Ces satellites orbitent autour de la Terre à des altitudes pouvant atteindre 2 000 km. L’objectif à long terme est de créer des liaisons fonctionnant à 10 Gbit/s.

Les photodiodes à avalanche (APD) Phlux Noiseless InGaAs™ sont au cœur du projet. Utilisées comme capteurs infrarouges dans les récepteurs FSOC, elles devraient offrir une sensibilité supérieure de 6 dBm à celle des APD InGaAs traditionnelles fonctionnant à 1550 nm. Elles peuvent ainsi détecter des niveaux de signal beaucoup plus faibles, permettant des liaisons plus rapides et à plus large bande passante avec une faible latence. Elles garantissent également des performances soutenues sur de plus longues périodes, l'intégrité de la liaison étant maintenue sur un angle plus large lors du passage du satellite.

L'un des principaux défis techniques auxquels est confronté le FSOC réside dans la diffraction des signaux infrarouges utilisés pour la transmission des données lors de leur passage à travers la troposphère, la couche atmosphérique la plus proche de la Terre. Les variations de température, d'humidité et de turbulence atmosphérique entraînent des fluctuations de l'intensité et de l'angle d'incidence du signal infrarouge.
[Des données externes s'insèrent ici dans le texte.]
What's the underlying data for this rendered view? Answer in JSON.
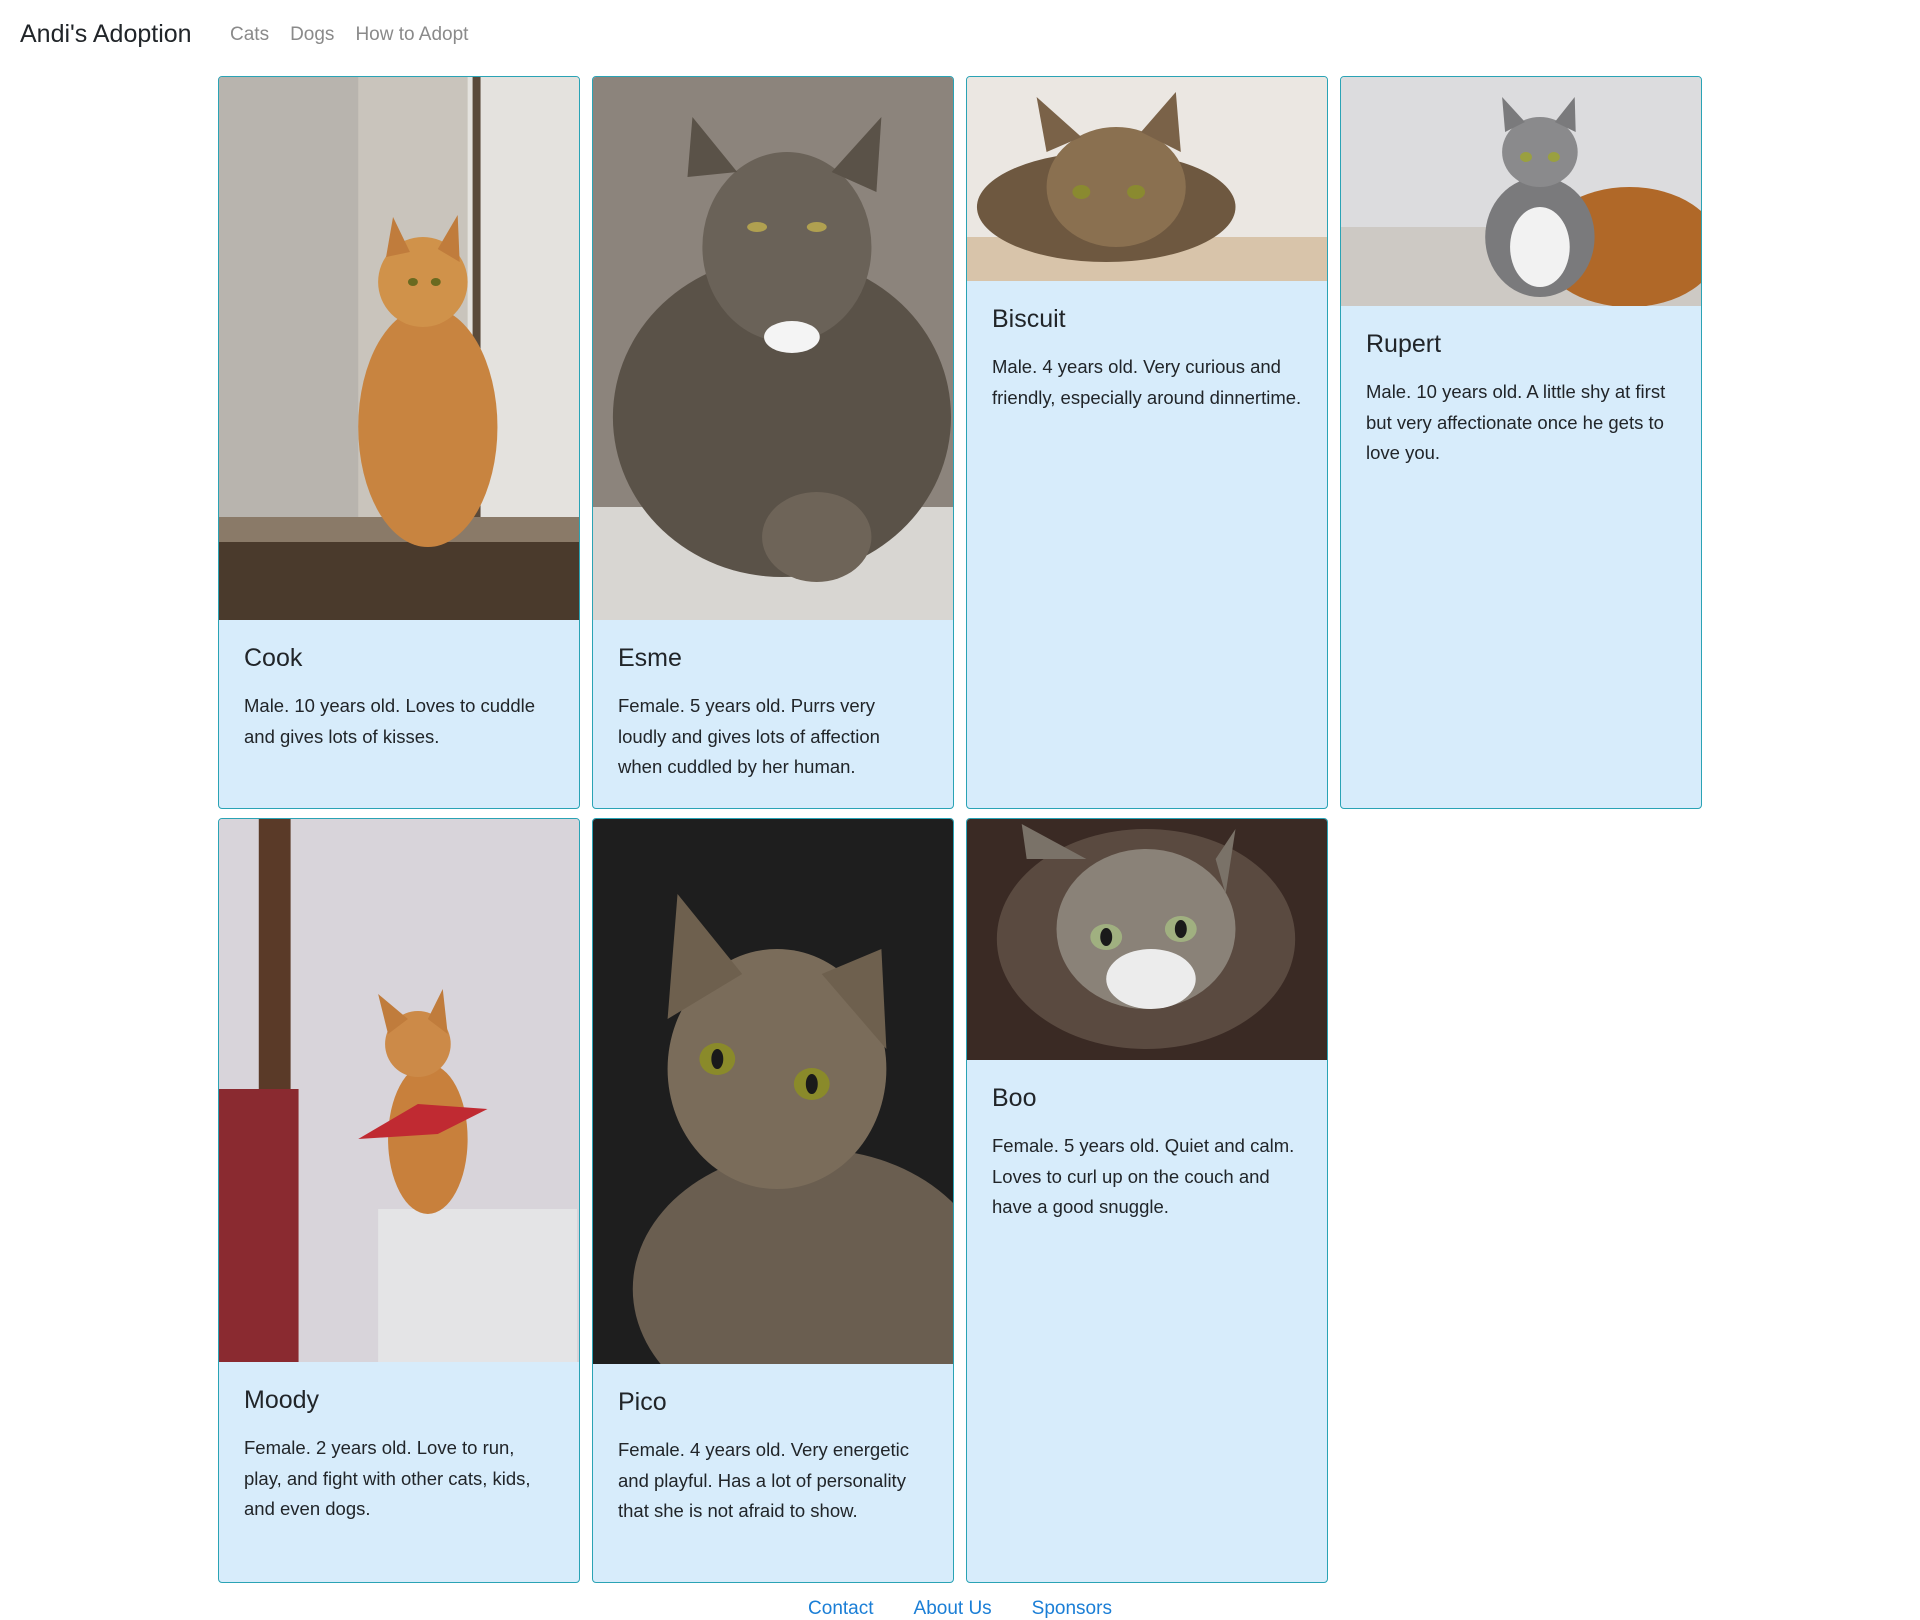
{
  "navbar": {
    "brand": "Andi's Adoption",
    "links": [
      "Cats",
      "Dogs",
      "How to Adopt"
    ]
  },
  "cards": [
    {
      "name": "Cook",
      "description": "Male. 10 years old. Loves to cuddle and gives lots of kisses."
    },
    {
      "name": "Esme",
      "description": "Female. 5 years old. Purrs very loudly and gives lots of affection when cuddled by her human."
    },
    {
      "name": "Biscuit",
      "description": "Male. 4 years old. Very curious and friendly, especially around dinnertime."
    },
    {
      "name": "Rupert",
      "description": "Male. 10 years old. A little shy at first but very affectionate once he gets to love you."
    },
    {
      "name": "Moody",
      "description": "Female. 2 years old. Love to run, play, and fight with other cats, kids, and even dogs."
    },
    {
      "name": "Pico",
      "description": "Female. 4 years old. Very energetic and playful. Has a lot of personality that she is not afraid to show."
    },
    {
      "name": "Boo",
      "description": "Female. 5 years old. Quiet and calm. Loves to curl up on the couch and have a good snuggle."
    }
  ],
  "footer": {
    "links": [
      "Contact",
      "About Us",
      "Sponsors"
    ]
  },
  "colors": {
    "card_background": "#d7ecfb",
    "card_border": "#2aa3b5",
    "footer_link": "#1a7ed6",
    "nav_link": "#8a8a8a"
  }
}
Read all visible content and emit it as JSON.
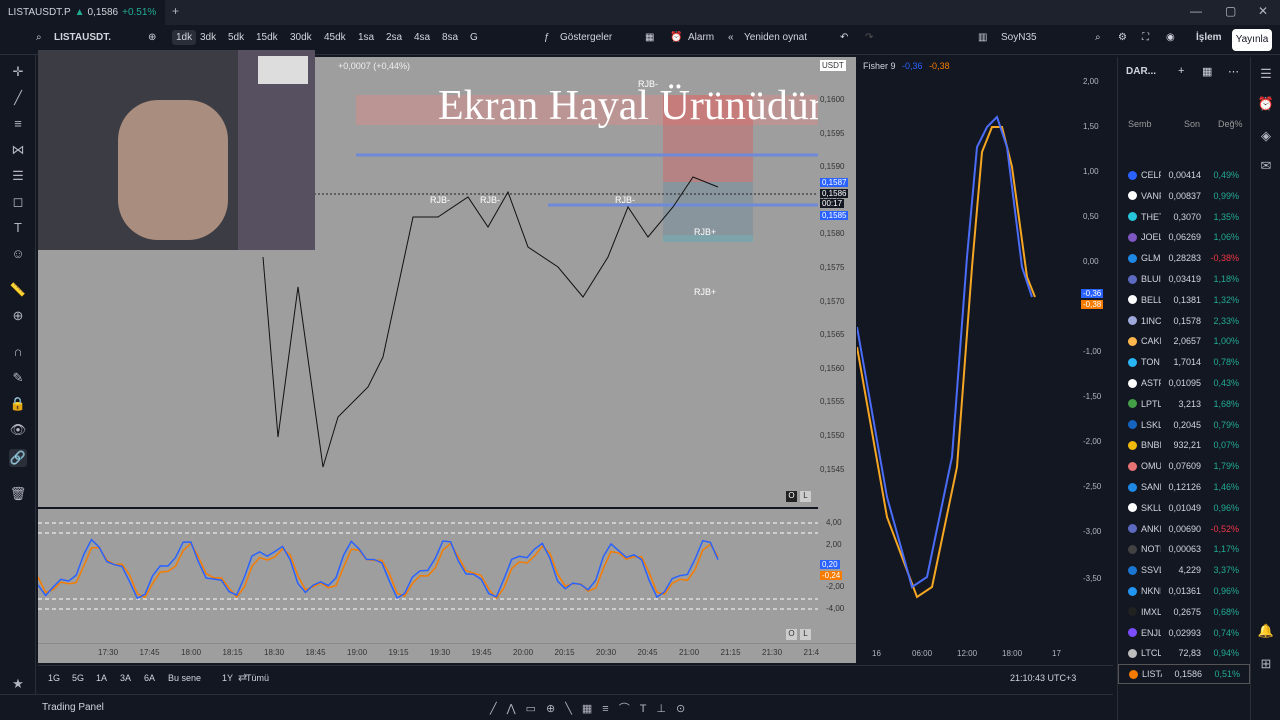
{
  "tab": {
    "title": "LISTAUSDT.P",
    "price": "0,1586",
    "change": "+0.51%"
  },
  "toolbar": {
    "symbol": "LISTAUSDT.",
    "intervals": [
      "1dk",
      "3dk",
      "5dk",
      "15dk",
      "30dk",
      "45dk",
      "1sa",
      "2sa",
      "4sa",
      "8sa",
      "G"
    ],
    "active_interval": "1dk",
    "indicators": "Göstergeler",
    "alarm": "Alarm",
    "replay": "Yeniden oynat",
    "layout": "SoyN35",
    "trade": "İşlem",
    "publish": "Yayınla"
  },
  "chart": {
    "currency": "USDT",
    "change": "+0,0007 (+0,44%)",
    "overlay": "Ekran Hayal Ürünüdür",
    "price_ticks": [
      "0,1600",
      "0,1595",
      "0,1590",
      "0,1585",
      "0,1580",
      "0,1575",
      "0,1570",
      "0,1565",
      "0,1560",
      "0,1555",
      "0,1550",
      "0,1545"
    ],
    "price_tag_high": "0,1587",
    "price_tag_last": "0,1586",
    "countdown": "00:17",
    "price_tag_low": "0,1585",
    "rjb_labels": [
      "RJB-",
      "RJB-",
      "RJB-",
      "RJB-",
      "RJB+",
      "RJB+"
    ],
    "scale_buttons": [
      "O",
      "L"
    ]
  },
  "oscillator": {
    "ticks": [
      "4,00",
      "2,00",
      "-2,00",
      "-4,00"
    ],
    "tag1": "0,20",
    "tag2": "-0,24"
  },
  "time_axis": [
    "17:30",
    "17:45",
    "18:00",
    "18:15",
    "18:30",
    "18:45",
    "19:00",
    "19:15",
    "19:30",
    "19:45",
    "20:00",
    "20:15",
    "20:30",
    "20:45",
    "21:00",
    "21:15",
    "21:30",
    "21:4"
  ],
  "fisher": {
    "title": "Fisher 9",
    "v1": "-0,36",
    "v2": "-0,38",
    "ticks": [
      "2,00",
      "1,50",
      "1,00",
      "0,50",
      "0,00",
      "-1,00",
      "-1,50",
      "-2,00",
      "-2,50",
      "-3,00",
      "-3,50"
    ],
    "time_axis": [
      "16",
      "06:00",
      "12:00",
      "18:00",
      "17"
    ]
  },
  "bottom": {
    "ranges": [
      "1G",
      "5G",
      "1A",
      "3A",
      "6A",
      "Bu sene",
      "1Y",
      "Tümü"
    ],
    "clock": "21:10:43 UTC+3",
    "panel": "Trading Panel"
  },
  "watchlist": {
    "title": "DAR...",
    "headers": [
      "Semb",
      "Son",
      "Değ%"
    ],
    "rows": [
      {
        "sym": "CELF",
        "last": "0,00414",
        "chg": "0,49%",
        "dir": "pos",
        "color": "#2962ff"
      },
      {
        "sym": "VANF",
        "last": "0,00837",
        "chg": "0,99%",
        "dir": "pos",
        "color": "#ffffff"
      },
      {
        "sym": "THET",
        "last": "0,3070",
        "chg": "1,35%",
        "dir": "pos",
        "color": "#26c6da"
      },
      {
        "sym": "JOEL",
        "last": "0,06269",
        "chg": "1,06%",
        "dir": "pos",
        "color": "#7e57c2"
      },
      {
        "sym": "GLM",
        "last": "0,28283",
        "chg": "-0,38%",
        "dir": "neg",
        "color": "#1e88e5"
      },
      {
        "sym": "BLUI",
        "last": "0,03419",
        "chg": "1,18%",
        "dir": "pos",
        "color": "#5c6bc0"
      },
      {
        "sym": "BELL",
        "last": "0,1381",
        "chg": "1,32%",
        "dir": "pos",
        "color": "#ffffff"
      },
      {
        "sym": "1INC",
        "last": "0,1578",
        "chg": "2,33%",
        "dir": "pos",
        "color": "#9fa8da"
      },
      {
        "sym": "CAKI",
        "last": "2,0657",
        "chg": "1,00%",
        "dir": "pos",
        "color": "#ffb74d"
      },
      {
        "sym": "TON",
        "last": "1,7014",
        "chg": "0,78%",
        "dir": "pos",
        "color": "#29b6f6"
      },
      {
        "sym": "ASTF",
        "last": "0,01095",
        "chg": "0,43%",
        "dir": "pos",
        "color": "#ffffff"
      },
      {
        "sym": "LPTL",
        "last": "3,213",
        "chg": "1,68%",
        "dir": "pos",
        "color": "#43a047"
      },
      {
        "sym": "LSKL",
        "last": "0,2045",
        "chg": "0,79%",
        "dir": "pos",
        "color": "#1565c0"
      },
      {
        "sym": "BNBI",
        "last": "932,21",
        "chg": "0,07%",
        "dir": "pos",
        "color": "#f0b90b"
      },
      {
        "sym": "OMU",
        "last": "0,07609",
        "chg": "1,79%",
        "dir": "pos",
        "color": "#e57373"
      },
      {
        "sym": "SANI",
        "last": "0,12126",
        "chg": "1,46%",
        "dir": "pos",
        "color": "#1e88e5"
      },
      {
        "sym": "SKLL",
        "last": "0,01049",
        "chg": "0,96%",
        "dir": "pos",
        "color": "#ffffff"
      },
      {
        "sym": "ANKI",
        "last": "0,00690",
        "chg": "-0,52%",
        "dir": "neg",
        "color": "#5c6bc0"
      },
      {
        "sym": "NOTI",
        "last": "0,00063",
        "chg": "1,17%",
        "dir": "pos",
        "color": "#424242"
      },
      {
        "sym": "SSVL",
        "last": "4,229",
        "chg": "3,37%",
        "dir": "pos",
        "color": "#1976d2"
      },
      {
        "sym": "NKNI",
        "last": "0,01361",
        "chg": "0,96%",
        "dir": "pos",
        "color": "#2196f3"
      },
      {
        "sym": "IMXL",
        "last": "0,2675",
        "chg": "0,68%",
        "dir": "pos",
        "color": "#212121"
      },
      {
        "sym": "ENJL",
        "last": "0,02993",
        "chg": "0,74%",
        "dir": "pos",
        "color": "#7c4dff"
      },
      {
        "sym": "LTCL",
        "last": "72,83",
        "chg": "0,94%",
        "dir": "pos",
        "color": "#bdbdbd"
      },
      {
        "sym": "LISTA",
        "last": "0,1586",
        "chg": "0,51%",
        "dir": "pos",
        "color": "#f57c00"
      }
    ]
  }
}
Il en résulte un décalage du faisceau sur la zone du détecteur, ce qui limite les performances. Ce problème est en cours de résolution grâce au développement d'une photodiode à avalanche (APD) de grande surface et haute sensibilité, permettant d'obtenir une zone de réception plus large.

Le module détecteur résistant aux radiations développé dans le cadre de ce projet a d'autres applications potentielles, telles que la surveillance des débris spatiaux, la détection des gaz à effet de serre et la navigation spatiale.

Ben White, directeur général de Phlux Technology, a déclaré : « Ce projet témoigne de la valeur de notre technologie APD brevetée, développée à l’Université de Sheffield. Grâce à une sensibilité plus décuplée par rapport aux dispositifs traditionnels, nous fournissons le composant essentiel qui rend possibles d’autres avancées technologiques. Les liaisons FSOC hautes performances en sont un parfait exemple, et c’est un plaisir de collaborer avec des organisations aussi prestigieuses que l’ESA et Airbus Defence and Space. ».

Ludovic Blarre, responsable de la feuille de route des communications optiques chez Airbus Space Systems, a déclaré : « La disponibilité de photodiodes à avalanche (APD) de 1 550 nm pour les communications optiques, avec des sensibilités proches de celles des amplificateurs à fibre optique à faible bruit, pourrait révolutionner le développement de terminaux laser et de stations terrestres économiques. Ceci facilitera le développement rapide des communications optiques par satellite pour les applications directes au sol et les liaisons satellite-satellite avec des débits de données inférieurs à 10 Gbit/s. Notre équipe est ravie de collaborer avec Phlux Technology et l’Université de Sheffield pour atteindre cet objectif et réaliser des tests d’irradiation avec leur technologie APD brevetée. ».

Le professeur Chee Hing Tan, de l'université de Sheffield, a commenté : « Il s'agit d'un projet très exigeant et passionnant qui permettra à notre équipe d'étendre notre technologie brevetée à une nouvelle application prometteuse dans le domaine des systèmes de stockage d'énergie par satellite (FSOC). En collaboration avec l'ESA, nous espérons mettre au point une technologie révolutionnaire qui accélérera l'adoption des FSOC, du satellite au sol. ».


Selon le cabinet d'analyse Allied Market Research, le marché des FSOC devrait atteindre 4,8 milliards de dollars d'ici 2031, avec un taux de croissance annuel composé (TCAC) de 31,3 %, alors que la demande en bande passante dépasse les capacités des systèmes de radiofréquences.